Papa ist ganz gerührt, als er ihr das blaue Halstuch umbindet. Es kommt ihm vor, als sei es erst gestern gewesen, dass er seine Tochter mit einem Lächeln im Gesicht das Klassenzimmer betreten sehen hat; das Lächeln, das jetzt noch größer geworden ist.
Das Blau verkörpert auch die Hoffnung. Es steht für einen Pakt zwischen der Familie und der Schule. In diesem einfachen Akt des Umbindens eines blauen Halstuch gehört man nicht nur die Pionierorganisation José Martí , sondern man wird auch Teil der Heimat und der Zukunft.
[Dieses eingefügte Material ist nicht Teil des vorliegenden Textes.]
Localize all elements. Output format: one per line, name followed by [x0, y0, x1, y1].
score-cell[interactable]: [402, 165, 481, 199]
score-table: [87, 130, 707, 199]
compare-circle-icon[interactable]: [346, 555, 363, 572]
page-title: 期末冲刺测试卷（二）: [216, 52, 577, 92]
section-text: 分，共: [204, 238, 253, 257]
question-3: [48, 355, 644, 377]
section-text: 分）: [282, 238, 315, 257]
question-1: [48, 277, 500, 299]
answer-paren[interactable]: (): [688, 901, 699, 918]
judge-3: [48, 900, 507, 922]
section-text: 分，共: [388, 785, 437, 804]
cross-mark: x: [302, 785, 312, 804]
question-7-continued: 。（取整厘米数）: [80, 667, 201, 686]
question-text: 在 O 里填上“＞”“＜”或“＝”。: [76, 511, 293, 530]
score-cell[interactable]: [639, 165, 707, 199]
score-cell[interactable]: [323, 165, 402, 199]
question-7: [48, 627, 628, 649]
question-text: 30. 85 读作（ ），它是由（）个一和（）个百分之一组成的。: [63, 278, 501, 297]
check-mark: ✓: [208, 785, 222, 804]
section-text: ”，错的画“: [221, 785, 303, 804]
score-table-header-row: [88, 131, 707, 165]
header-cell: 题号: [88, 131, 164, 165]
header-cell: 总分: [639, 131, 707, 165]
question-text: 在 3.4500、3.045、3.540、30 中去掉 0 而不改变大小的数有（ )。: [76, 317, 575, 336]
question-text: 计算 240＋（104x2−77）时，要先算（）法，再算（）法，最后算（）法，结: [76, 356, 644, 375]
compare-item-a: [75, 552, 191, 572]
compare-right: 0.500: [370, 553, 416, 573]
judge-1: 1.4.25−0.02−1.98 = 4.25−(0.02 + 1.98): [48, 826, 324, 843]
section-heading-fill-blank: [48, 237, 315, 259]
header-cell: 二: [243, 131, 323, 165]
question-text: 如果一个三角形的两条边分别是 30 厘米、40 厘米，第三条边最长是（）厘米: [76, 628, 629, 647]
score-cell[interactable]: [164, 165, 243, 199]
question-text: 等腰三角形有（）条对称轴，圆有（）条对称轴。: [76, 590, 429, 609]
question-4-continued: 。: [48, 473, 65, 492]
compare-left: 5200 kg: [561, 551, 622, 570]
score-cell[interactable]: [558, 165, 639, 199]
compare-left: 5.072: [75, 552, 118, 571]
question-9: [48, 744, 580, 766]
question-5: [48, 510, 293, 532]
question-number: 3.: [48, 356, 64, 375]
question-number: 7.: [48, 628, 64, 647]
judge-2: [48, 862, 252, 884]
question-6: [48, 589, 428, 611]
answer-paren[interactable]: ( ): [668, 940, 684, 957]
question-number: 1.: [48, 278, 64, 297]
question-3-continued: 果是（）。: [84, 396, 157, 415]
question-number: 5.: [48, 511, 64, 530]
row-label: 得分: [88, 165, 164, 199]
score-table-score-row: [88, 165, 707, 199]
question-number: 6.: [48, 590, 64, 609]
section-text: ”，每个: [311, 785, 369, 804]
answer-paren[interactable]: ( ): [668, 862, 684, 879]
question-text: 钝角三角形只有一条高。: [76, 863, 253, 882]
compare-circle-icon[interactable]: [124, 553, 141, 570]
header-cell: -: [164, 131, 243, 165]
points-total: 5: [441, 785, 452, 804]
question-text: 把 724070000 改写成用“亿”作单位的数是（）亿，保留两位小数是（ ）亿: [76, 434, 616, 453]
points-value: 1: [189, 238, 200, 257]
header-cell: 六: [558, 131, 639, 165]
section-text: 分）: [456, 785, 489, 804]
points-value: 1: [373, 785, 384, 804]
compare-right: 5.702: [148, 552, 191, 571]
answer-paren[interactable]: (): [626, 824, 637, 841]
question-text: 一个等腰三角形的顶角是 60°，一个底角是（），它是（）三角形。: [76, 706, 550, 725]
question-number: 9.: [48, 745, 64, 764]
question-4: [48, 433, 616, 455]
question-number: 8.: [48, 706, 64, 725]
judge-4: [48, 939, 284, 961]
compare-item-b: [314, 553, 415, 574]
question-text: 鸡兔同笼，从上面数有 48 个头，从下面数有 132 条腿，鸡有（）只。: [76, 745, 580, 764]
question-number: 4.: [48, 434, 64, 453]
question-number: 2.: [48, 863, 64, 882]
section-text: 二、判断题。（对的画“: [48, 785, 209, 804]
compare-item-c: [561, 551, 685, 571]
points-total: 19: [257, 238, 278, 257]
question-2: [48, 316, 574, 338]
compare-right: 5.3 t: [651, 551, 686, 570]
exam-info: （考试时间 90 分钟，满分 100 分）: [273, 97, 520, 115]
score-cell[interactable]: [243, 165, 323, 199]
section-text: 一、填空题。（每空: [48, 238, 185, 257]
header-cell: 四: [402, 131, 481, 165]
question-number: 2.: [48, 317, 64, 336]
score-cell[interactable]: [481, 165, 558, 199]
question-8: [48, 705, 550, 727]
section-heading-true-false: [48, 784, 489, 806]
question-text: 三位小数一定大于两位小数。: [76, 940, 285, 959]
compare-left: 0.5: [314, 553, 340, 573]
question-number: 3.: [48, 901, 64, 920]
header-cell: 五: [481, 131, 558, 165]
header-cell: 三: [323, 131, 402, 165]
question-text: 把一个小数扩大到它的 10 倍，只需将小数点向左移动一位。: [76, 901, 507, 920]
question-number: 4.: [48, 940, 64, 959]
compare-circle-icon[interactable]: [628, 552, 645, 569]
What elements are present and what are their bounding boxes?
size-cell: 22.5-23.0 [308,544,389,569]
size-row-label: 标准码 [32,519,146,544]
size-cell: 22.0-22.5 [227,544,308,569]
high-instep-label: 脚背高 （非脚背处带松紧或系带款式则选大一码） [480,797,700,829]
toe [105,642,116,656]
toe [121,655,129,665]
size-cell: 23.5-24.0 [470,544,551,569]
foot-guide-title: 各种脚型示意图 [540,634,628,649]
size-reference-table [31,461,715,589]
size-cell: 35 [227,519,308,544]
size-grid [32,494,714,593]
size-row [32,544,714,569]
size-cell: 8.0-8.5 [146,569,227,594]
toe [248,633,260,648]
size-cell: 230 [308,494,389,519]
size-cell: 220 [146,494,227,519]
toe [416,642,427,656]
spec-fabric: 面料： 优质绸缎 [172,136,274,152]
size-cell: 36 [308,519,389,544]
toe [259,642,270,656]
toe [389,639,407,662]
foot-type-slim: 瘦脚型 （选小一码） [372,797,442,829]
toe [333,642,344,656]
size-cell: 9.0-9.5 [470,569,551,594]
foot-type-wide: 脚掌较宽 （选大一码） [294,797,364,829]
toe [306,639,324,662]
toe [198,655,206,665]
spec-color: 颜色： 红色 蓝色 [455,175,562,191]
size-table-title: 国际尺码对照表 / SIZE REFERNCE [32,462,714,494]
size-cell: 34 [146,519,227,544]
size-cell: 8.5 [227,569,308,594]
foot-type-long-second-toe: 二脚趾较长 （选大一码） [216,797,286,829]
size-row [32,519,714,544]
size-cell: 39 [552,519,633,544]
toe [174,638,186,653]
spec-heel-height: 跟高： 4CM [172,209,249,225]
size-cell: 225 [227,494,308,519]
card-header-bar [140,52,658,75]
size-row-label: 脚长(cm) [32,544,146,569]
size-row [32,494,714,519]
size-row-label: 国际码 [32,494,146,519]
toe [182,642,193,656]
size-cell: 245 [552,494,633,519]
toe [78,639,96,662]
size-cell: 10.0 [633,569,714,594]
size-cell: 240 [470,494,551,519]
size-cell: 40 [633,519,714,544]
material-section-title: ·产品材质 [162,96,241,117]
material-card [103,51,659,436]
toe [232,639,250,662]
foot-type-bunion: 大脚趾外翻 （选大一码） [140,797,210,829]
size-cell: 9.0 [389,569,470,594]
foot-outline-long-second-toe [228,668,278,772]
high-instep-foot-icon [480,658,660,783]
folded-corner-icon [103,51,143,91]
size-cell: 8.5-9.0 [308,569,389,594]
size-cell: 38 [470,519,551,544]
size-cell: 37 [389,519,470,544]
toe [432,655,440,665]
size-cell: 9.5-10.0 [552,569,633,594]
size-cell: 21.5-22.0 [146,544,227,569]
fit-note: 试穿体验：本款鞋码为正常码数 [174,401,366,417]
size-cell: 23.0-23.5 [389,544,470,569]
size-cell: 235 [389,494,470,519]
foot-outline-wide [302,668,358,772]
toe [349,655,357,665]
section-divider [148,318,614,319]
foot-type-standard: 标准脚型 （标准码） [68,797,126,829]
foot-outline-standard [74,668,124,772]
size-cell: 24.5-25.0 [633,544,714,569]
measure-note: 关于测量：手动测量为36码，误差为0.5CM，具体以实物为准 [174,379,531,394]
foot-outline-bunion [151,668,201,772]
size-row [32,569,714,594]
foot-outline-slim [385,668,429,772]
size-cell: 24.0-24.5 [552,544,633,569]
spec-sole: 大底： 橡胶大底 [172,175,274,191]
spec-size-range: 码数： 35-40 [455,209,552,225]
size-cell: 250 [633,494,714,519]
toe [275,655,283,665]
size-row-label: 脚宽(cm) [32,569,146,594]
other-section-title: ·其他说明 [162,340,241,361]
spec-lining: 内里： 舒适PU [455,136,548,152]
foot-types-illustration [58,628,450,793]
„Heute sind die Netzwerke voll von schönen Bildern unserer Pioniere, die ihr blaues Halstuch erhalten. Mögen wir niemals diese Freude, dieses Lächeln des „heranwachsenden Kindes“, diese Gemeinschaft zwischen Eltern, Schulen und Pionieren verlieren. Möge es weiterhin das Paradigma bleiben, wie Che zu sein“, schrieb der Erste Sekretär des Zentralkomitees der Kommunistischen Partei Kubas und Präsident der Republik, Miguel Díaz-Canel Bermúdez, auf seinem X-Account..
Es ist kein Zufall, dass am 8. Oktober, dem Tag, an dem der Camilo-Che-Tag beginnt, fast 100.000 neue Schüler ihre Halstücher erhalten , die sie zu jenen „Pionieren für den Kommunismus“ macht, die sich von demjenigen mit dem Stern auf der Stirn inspirieren lassen werden.
Dieses Ereignis erinnert uns auch daran, dass es in Kuba immer Ziele geben wird, nach denen man streben kann, Ideen und klare Horizonte, für die man sich einsetzen muss.
Die weiß-rote Uniform wird durch das blaue Dreieck ergänzt. So erhaben wie die Flagge sind die Mädchen und Jungen der Insel. Kuba hat jetzt neue Pioniere, zukünftige integre Männer und Frauen, die wie Che sein werden.